CNNMoney | Matt Egan | January 3, 2018
The United States is poised to ramp up crude oil production by 10% in 2018 to about 11 million barrels per day, according to research firm Rystad Energy.
"The market has completely changed due to the U.S. shale machine," said Nadia Martin Wiggen, Rystad's vice president of markets.
The prediction shows how the fracking revolution has turned America into an energy powerhouse -- a transformation that President Trump has vowed to accelerate by cutting regulation.

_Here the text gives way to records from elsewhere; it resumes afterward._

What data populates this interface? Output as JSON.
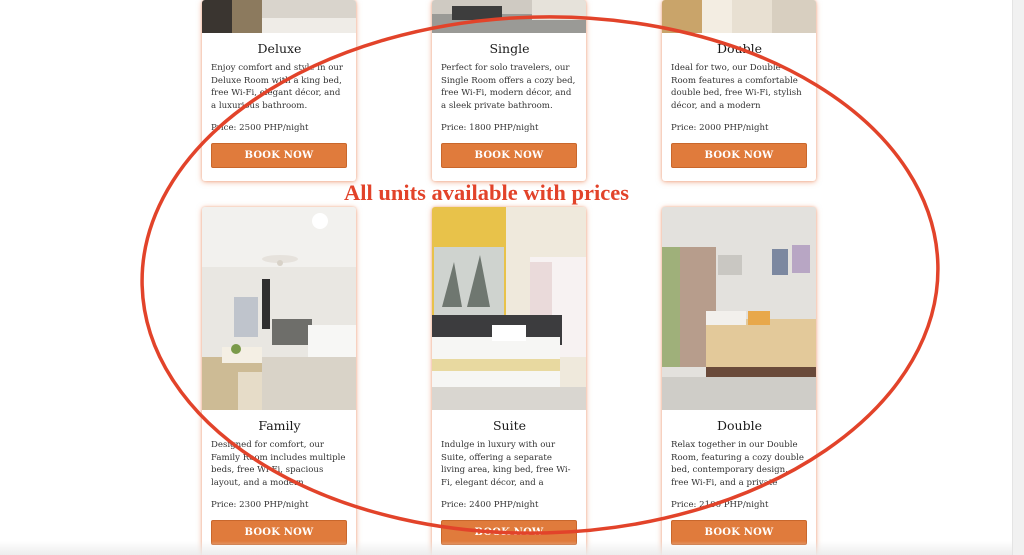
{
  "rooms_top": [
    {
      "title": "Deluxe",
      "description": "Enjoy comfort and style in our Deluxe Room with a king bed, free Wi-Fi, elegant décor, and a luxurious bathroom.",
      "price": "Price: 2500 PHP/night",
      "button": "BOOK NOW"
    },
    {
      "title": "Single",
      "description": "Perfect for solo travelers, our Single Room offers a cozy bed, free Wi-Fi, modern décor, and a sleek private bathroom.",
      "price": "Price: 1800 PHP/night",
      "button": "BOOK NOW"
    },
    {
      "title": "Double",
      "description": "Ideal for two, our Double Room features a comfortable double bed, free Wi-Fi, stylish décor, and a modern bathroom.",
      "price": "Price: 2000 PHP/night",
      "button": "BOOK NOW"
    }
  ],
  "rooms_bottom": [
    {
      "title": "Family",
      "description": "Designed for comfort, our Family Room includes multiple beds, free Wi-Fi, spacious layout, and a modern bathroom for all.",
      "price": "Price: 2300 PHP/night",
      "button": "BOOK NOW"
    },
    {
      "title": "Suite",
      "description": "Indulge in luxury with our Suite, offering a separate living area, king bed, free Wi-Fi, elegant décor, and a premium bathroom.",
      "price": "Price: 2400 PHP/night",
      "button": "BOOK NOW"
    },
    {
      "title": "Double",
      "description": "Relax together in our Double Room, featuring a cozy double bed, contemporary design, free Wi-Fi, and a private bathroom.",
      "price": "Price: 2100 PHP/night",
      "button": "BOOK NOW"
    }
  ],
  "annotation": {
    "text": "All units available with prices",
    "color": "#e2432a"
  },
  "colors": {
    "accent": "#e07b3c",
    "card_glow": "#e8784a"
  }
}
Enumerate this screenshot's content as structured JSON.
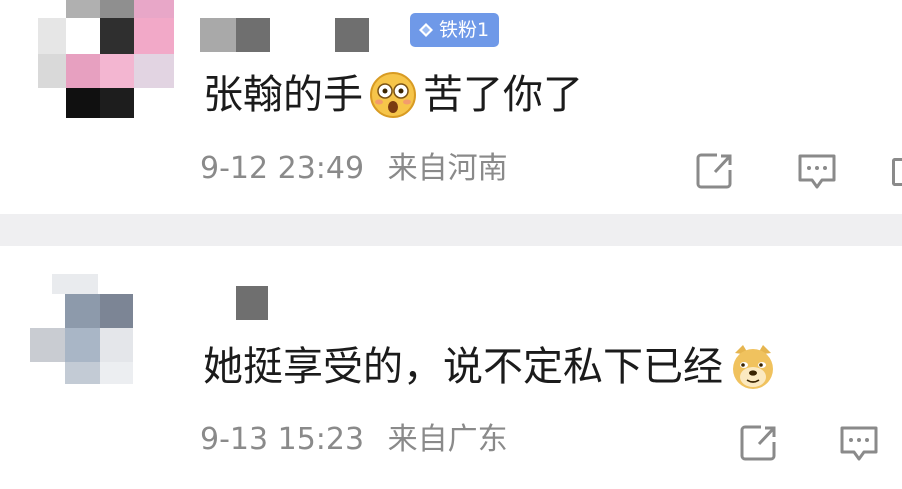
{
  "comments": [
    {
      "badge": "铁粉1",
      "text_before": "张翰的手",
      "emoji": "flushed-face",
      "text_after": "苦了你了",
      "timestamp": "9-12 23:49",
      "location": "来自河南"
    },
    {
      "text_before": "她挺享受的，说不定私下已经",
      "emoji": "doge-face",
      "text_after": "",
      "timestamp": "9-13 15:23",
      "location": "来自广东"
    }
  ],
  "colors": {
    "badge_bg": "#6f99e8",
    "meta_text": "#8a8a8a",
    "divider": "#efeff1"
  }
}
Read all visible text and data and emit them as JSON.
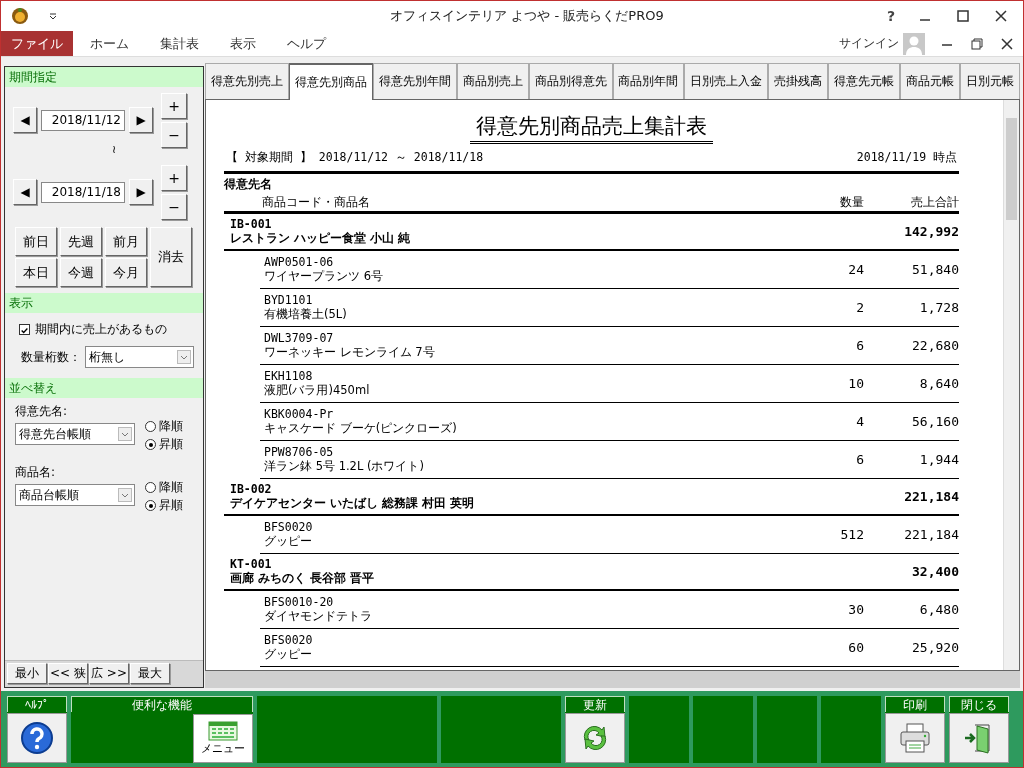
{
  "window": {
    "title": "オフィスインテリア よつや - 販売らくだPRO9",
    "help": "?"
  },
  "menu": [
    {
      "label": "ファイル",
      "selected": true
    },
    {
      "label": "ホーム",
      "selected": false
    },
    {
      "label": "集計表",
      "selected": false
    },
    {
      "label": "表示",
      "selected": false
    },
    {
      "label": "ヘルプ",
      "selected": false
    }
  ],
  "signin": "サインイン",
  "period": {
    "header": "期間指定",
    "start": "2018/11/12",
    "end": "2018/11/18",
    "separator": "≀",
    "prev": "◀",
    "next": "▶",
    "plus": "+",
    "minus": "−",
    "quick": [
      "前日",
      "先週",
      "前月",
      "本日",
      "今週",
      "今月"
    ],
    "clear": "消去"
  },
  "display": {
    "header": "表示",
    "checkbox": {
      "label": "期間内に売上があるもの",
      "checked": true
    },
    "digits_label": "数量桁数：",
    "digits_value": "桁無し"
  },
  "sort": {
    "header": "並べ替え",
    "groups": [
      {
        "label": "得意先名:",
        "value": "得意先台帳順",
        "options": [
          {
            "label": "降順",
            "selected": false
          },
          {
            "label": "昇順",
            "selected": true
          }
        ]
      },
      {
        "label": "商品名:",
        "value": "商品台帳順",
        "options": [
          {
            "label": "降順",
            "selected": false
          },
          {
            "label": "昇順",
            "selected": true
          }
        ]
      }
    ]
  },
  "width_buttons": [
    "最小",
    "<< 狭",
    "広 >>",
    "最大"
  ],
  "tabs": [
    {
      "label": "得意先別売上",
      "selected": false
    },
    {
      "label": "得意先別商品",
      "selected": true
    },
    {
      "label": "得意先別年間",
      "selected": false
    },
    {
      "label": "商品別売上",
      "selected": false
    },
    {
      "label": "商品別得意先",
      "selected": false
    },
    {
      "label": "商品別年間",
      "selected": false
    },
    {
      "label": "日別売上入金",
      "selected": false
    },
    {
      "label": "売掛残高",
      "selected": false
    },
    {
      "label": "得意先元帳",
      "selected": false
    },
    {
      "label": "商品元帳",
      "selected": false
    },
    {
      "label": "日別元帳",
      "selected": false
    }
  ],
  "report": {
    "title": "得意先別商品売上集計表",
    "period": "【 対象期間 】 2018/11/12 ～ 2018/11/18",
    "as_of": "2018/11/19 時点",
    "header": {
      "customer": "得意先名",
      "product": "商品コード・商品名",
      "qty": "数量",
      "amount": "売上合計"
    },
    "groups": [
      {
        "code": "IB-001",
        "name": "レストラン ハッピー食堂 小山 純",
        "total": "142,992",
        "items": [
          {
            "code": "AWP0501-06",
            "name": "ワイヤープランツ 6号",
            "qty": "24",
            "amount": "51,840"
          },
          {
            "code": "BYD1101",
            "name": "有機培養土(5L)",
            "qty": "2",
            "amount": "1,728"
          },
          {
            "code": "DWL3709-07",
            "name": "ワーネッキー レモンライム 7号",
            "qty": "6",
            "amount": "22,680"
          },
          {
            "code": "EKH1108",
            "name": "液肥(バラ用)450ml",
            "qty": "10",
            "amount": "8,640"
          },
          {
            "code": "KBK0004-Pr",
            "name": "キャスケード ブーケ(ピンクローズ)",
            "qty": "4",
            "amount": "56,160"
          },
          {
            "code": "PPW8706-05",
            "name": "洋ラン鉢 5号 1.2L (ホワイト)",
            "qty": "6",
            "amount": "1,944"
          }
        ]
      },
      {
        "code": "IB-002",
        "name": "デイケアセンター いたばし 総務課 村田 英明",
        "total": "221,184",
        "items": [
          {
            "code": "BFS0020",
            "name": "グッピー",
            "qty": "512",
            "amount": "221,184"
          }
        ]
      },
      {
        "code": "KT-001",
        "name": "画廊 みちのく 長谷部 晋平",
        "total": "32,400",
        "items": [
          {
            "code": "BFS0010-20",
            "name": "ダイヤモンドテトラ",
            "qty": "30",
            "amount": "6,480"
          },
          {
            "code": "BFS0020",
            "name": "グッピー",
            "qty": "60",
            "amount": "25,920"
          }
        ]
      }
    ]
  },
  "toolbar": [
    {
      "kind": "help",
      "label": "ﾍﾙﾌﾟ"
    },
    {
      "kind": "menu",
      "label": "便利な機能",
      "button": "メニュー"
    },
    {
      "kind": "empty"
    },
    {
      "kind": "empty"
    },
    {
      "kind": "refresh",
      "label": "更新"
    },
    {
      "kind": "empty"
    },
    {
      "kind": "empty"
    },
    {
      "kind": "empty"
    },
    {
      "kind": "empty"
    },
    {
      "kind": "print",
      "label": "印刷"
    },
    {
      "kind": "close",
      "label": "閉じる"
    }
  ]
}
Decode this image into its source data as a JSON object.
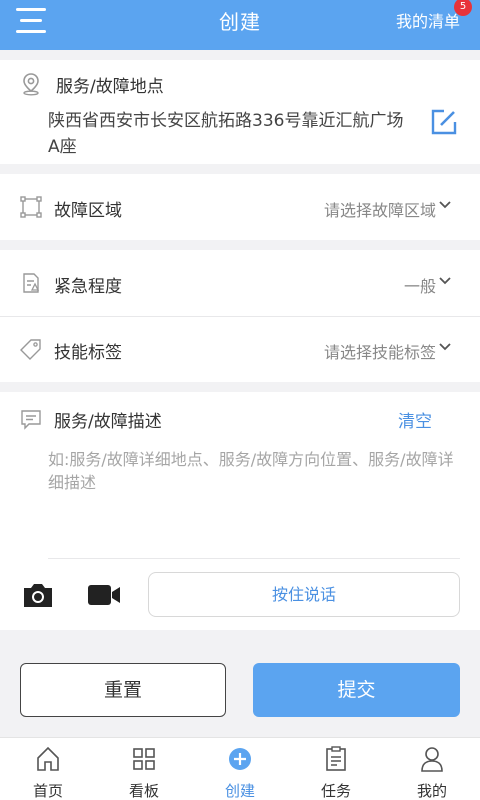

This long-term shift has allowed the U.S. to be less reliant on foreign oil, including from the turbulent Middle East.
U.S. oil production slipped -- but didn't completely collapse -- after Saudi-led OPEC launched a price war in late 2015 aimed at reclaiming market share lost to shale and other players. A massive supply glut caused crude to crash from around $100 a barrel to a low of $26.
Cheap prices forced shale companies in Texas, North Dakota and elsewhere to dial back. Domestic output bottomed at 8.55 million barrels per day in September 2016, down 11% from the recent peak in April 2015, according to the U.S. Energy Information Administration.
But the resilient oil industry, led by the shale hotbed of the Permian Basin of Western Texas, rebounded nicely last year. The comeback was driven by higher crude prices as well as new technology that makes it cheaper and easier to frack.
The EIA recently forecasted that U.S. crude oil production would jump to an average of 10 million barrels per day in 2018. That would take out the previous annual record of 9.6 million barrels set in 1970.